Uma das maiores concentrações de fauna de África
A combinação de água permanente em pleno deserto faz do Okavango um refúgio de biodiversidade. O sistema alberga mais de mil espécies de plantas, cerca de 130 espécies de mamíferos, mais de 400 espécies de aves e mais de 70 espécies de peixes.
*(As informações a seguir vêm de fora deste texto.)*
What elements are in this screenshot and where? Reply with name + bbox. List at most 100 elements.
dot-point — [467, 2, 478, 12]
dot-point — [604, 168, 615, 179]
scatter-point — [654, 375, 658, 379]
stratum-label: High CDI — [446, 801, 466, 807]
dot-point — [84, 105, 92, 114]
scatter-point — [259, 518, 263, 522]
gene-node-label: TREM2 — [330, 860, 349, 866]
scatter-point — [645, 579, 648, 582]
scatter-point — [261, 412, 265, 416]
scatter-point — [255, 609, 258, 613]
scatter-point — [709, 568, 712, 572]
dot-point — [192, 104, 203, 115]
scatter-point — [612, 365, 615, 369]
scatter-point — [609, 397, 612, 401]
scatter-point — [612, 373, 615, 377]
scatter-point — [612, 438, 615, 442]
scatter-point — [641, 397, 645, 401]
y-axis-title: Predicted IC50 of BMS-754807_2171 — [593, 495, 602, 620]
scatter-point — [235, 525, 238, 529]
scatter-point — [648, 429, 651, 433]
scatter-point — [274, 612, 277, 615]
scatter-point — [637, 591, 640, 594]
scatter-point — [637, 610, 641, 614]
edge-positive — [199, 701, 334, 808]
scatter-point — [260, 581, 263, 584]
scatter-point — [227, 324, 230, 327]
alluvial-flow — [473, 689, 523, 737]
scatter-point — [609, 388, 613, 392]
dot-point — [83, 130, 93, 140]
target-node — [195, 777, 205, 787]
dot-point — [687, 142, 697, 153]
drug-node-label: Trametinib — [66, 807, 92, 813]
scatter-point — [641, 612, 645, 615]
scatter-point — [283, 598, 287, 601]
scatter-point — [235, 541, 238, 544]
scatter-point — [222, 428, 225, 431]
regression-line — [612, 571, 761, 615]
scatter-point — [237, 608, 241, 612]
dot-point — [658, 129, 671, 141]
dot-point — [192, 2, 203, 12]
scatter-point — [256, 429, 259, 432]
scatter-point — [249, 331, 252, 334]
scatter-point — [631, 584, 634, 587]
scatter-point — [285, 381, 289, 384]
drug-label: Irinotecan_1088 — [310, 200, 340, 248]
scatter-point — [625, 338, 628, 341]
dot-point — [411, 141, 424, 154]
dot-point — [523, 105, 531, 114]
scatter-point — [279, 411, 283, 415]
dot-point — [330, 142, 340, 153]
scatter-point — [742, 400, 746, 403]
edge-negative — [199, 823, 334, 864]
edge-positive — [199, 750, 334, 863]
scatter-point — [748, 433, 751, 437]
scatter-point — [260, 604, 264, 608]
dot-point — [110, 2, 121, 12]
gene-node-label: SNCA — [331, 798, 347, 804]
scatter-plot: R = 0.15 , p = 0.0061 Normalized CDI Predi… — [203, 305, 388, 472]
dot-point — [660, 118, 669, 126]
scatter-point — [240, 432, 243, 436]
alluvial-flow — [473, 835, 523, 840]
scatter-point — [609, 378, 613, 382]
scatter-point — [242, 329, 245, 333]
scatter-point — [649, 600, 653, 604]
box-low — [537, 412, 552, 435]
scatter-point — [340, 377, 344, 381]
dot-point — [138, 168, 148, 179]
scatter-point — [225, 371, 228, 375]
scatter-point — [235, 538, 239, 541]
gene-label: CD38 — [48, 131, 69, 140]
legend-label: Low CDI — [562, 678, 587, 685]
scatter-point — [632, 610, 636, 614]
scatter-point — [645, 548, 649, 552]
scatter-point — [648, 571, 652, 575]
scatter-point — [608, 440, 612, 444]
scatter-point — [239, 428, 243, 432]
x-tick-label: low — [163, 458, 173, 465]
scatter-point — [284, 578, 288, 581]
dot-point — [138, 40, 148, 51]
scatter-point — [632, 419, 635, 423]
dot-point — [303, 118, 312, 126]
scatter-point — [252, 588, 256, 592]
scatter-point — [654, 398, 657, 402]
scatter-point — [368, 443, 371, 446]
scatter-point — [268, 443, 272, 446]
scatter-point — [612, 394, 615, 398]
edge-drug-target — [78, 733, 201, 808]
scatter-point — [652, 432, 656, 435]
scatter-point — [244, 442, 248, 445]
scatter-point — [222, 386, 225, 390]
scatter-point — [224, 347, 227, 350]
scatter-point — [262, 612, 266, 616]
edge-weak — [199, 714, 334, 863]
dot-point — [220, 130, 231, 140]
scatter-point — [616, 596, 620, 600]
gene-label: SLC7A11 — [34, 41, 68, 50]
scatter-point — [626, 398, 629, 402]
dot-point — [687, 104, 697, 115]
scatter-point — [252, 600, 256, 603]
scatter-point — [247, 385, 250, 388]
O delta é o território-chave para a sobrevivência da maior população de elefantes do mundo, estimada em torno dos 130 000 indivíduos no Botsuana. Acolhe também algumas das espécies mais ameaçadas de grandes mamíferos do continente, como a chita, o leão, o mabeco (cão-selvagem-africano) e os rinocerontes branco e negro. Parte deste património está protegida na Reserva de Caça de Moremi, e o conjunto do sistema está classificado também como sítio Ramsar de zona húmida de importância internacional. Entre as aves, destacam-se espécies emblemáticas como a coruja-pesqueira-de-Pel, associada às florestas ribeirinhas.
Pessoas, cultura e o mokoro
O Okavango não é apenas natureza: é também um espaço humano. Povos como os Bayei, os Hambukushu, os Wayeyi e os San habitam e utilizam o delta há séculos, vivendo da pesca, da agricultura de sorgo e painço, da pastorícia e, mais recentemente, do turismo. Foram os Bayei que trouxeram para o delta o mokoro, a canoa escavada num só tronco que se tornou símbolo das deslocações por entre os canais e que continua a ser uma das formas mais emblemáticas de explorar o labirinto de água.
O ano de 2026: uma cheia excecional
O ano de 2026 perfila-se como um dos mais notáveis das últimas décadas. A conjugação de chuvas intensas nas terras altas angolanas, de boa precipitação local e de solos já saturados pelas chuvas de 2025 aponta para uma inundação particularmente ampla. Espera-se que o delta se expanda mais do que o habitual, encha de forma mais completa e permaneça alagado durante mais tempo — exatamente o tipo de ano em que o sistema funciona como a natureza o concebeu, com o pulso de cheia a descer de forma generosa para sul.
Perguntas frequentes
Porque é que o Delta do Okavango não desagua no mar?
Porque é um delta endorreico (interior). A água do Rio Okavango espalha-se sobre o deserto do Kalahari e é travada por falhas tectónicas, como as de Thamalakane e Kunyere, perdendo-se por evaporação e infiltração em vez de chegar a qualquer oceano.
Quando ocorre a cheia do Okavango?
A cheia principal atinge o pico no extremo sul do delta entre junho e agosto, durante o inverno seco do Botsuana. A água provém das chuvas que caem em Angola entre dezembro e março e que demoram vários meses a percorrer o sistema.
Que animais se encontram no Delta do Okavango?
O delta abriga cerca de 130 espécies de mamíferos, mais de 400 de aves e mais de 70 de peixes. Destacam-se a maior população de elefantes do mundo, além de leões, chitas, mabecos e rinocerontes.
O que é um mokoro?
É uma canoa tradicional escavada num só tronco, introduzida no delta pelo povo Bayei. Tornou-se o meio simbólico de navegar pelos canais e lagoas do Okavango.
O Delta do Okavango é Património Mundial?
Sim. Foi inscrito na Lista do Património Mundial da UNESCO em 2014, com a particularidade de ter sido o 1000.º sítio a integrar essa lista. É também sítio Ramsar de importância internacional.